Mr. Fashola, who stated this while addressing journalists shortly after a meeting of the Federal Executive Council, on Wednesday in Abuja said the sabotage of critical oil and gas platforms from the western axis of the Niger Delta, meant that “the Escravos Lagos pipeline is not operational, the Forcados export terminal too has been out of operation, so if you can’t produce oil you can’t take the gas.
“The gas is the fuel that the power plants need. You have seen what we have been doing in increasing the capacity in firing transmission but if we don’t have fuel to fire the plants, that is the reason,” he said.
The minister also said apart from the lack of gas to the power plants, other power generating plants also witnessed fire accidents.
“While we were trying to start last week, we had a fire in Afam and that affected the control room and these are normal engineering accidents that can happen, the mechanical parts can break down, we also had another fire in Kainji.

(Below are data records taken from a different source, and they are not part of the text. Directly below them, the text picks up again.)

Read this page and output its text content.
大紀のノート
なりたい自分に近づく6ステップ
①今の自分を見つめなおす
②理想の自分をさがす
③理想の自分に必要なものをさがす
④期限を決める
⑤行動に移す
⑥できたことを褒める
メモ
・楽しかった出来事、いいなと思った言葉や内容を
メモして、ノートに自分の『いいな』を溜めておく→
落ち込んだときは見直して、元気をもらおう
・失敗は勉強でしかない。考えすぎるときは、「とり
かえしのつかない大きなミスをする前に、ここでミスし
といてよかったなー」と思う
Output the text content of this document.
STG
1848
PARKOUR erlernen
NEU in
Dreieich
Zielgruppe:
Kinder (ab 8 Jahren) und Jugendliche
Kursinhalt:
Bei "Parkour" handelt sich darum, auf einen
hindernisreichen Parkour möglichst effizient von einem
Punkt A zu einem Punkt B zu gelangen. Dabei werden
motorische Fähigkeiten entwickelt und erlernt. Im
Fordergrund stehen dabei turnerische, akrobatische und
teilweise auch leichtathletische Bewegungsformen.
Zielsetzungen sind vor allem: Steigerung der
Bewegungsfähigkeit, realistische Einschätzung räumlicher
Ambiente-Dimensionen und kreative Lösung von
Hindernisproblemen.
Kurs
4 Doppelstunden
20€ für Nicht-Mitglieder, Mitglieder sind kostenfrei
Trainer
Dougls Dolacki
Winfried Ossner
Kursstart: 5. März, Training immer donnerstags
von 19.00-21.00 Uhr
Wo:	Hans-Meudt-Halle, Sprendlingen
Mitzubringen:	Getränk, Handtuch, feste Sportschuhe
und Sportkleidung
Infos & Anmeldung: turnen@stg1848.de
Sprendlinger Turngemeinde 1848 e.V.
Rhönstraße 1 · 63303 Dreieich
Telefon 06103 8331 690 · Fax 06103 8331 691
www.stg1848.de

We have tried to repair them over the last weekend while negotiations with the gas companies are ongoing,” he said.
Mr. Fashola said the FEC had on Wednesday approved additional payment for the completion of the Odogiyan transmission substation in Ikorodu, Lagos and to provide additional transformer capacity at the substation to 260 MVA transformers and transmission lines of 132KVA.
“This will complete the works in that area generally known within the power industry as Ayobo West,” he said.
He said the contract had been awarded before but was not completed because it wasn’t paid for.
He said It was awarded in 2009 and should have been completed in 18 months which would have been sometimes in May 2011.
“That is the approval we got today and of course the cost has been revised as a result of the economic realities so that this can be completed and put to use and this would add to the expansion capacity to the grid,” he said.
The minister said the initial contract was N3.225 billion with additional N274.3million approved on Wednesday.
“So it goes from about N3.2 to N3.5million,” he said.
SOLVING PROBLEMS
Mr. Fashola said in order to overcome the challenges of power generation, he has been meeting with the gas suppliers, trying to see how the government can pay off some of their debts while other problems are fixed.
“As I continue to say, it is not technical but financial; vandalism of pipelines is not technical, people are destroying, they are hungry.
“Until we resolve these behavioural issues: people collect money, are they remitting everything in a manner that is fair, even if it is not enough;, some people hold up their own share and they ask themselves ‘why should we continue to supply if we can’t get paid because there are bankers and financiers?’
“So we are talking with everybody trying to resolve it.
“As at yesterday we were back to 2900 (megawatts), so we are building up back again and very soon you will see some stability. These are set backs on the road to incremental power but we will overcome them,” Mr. Fashola said.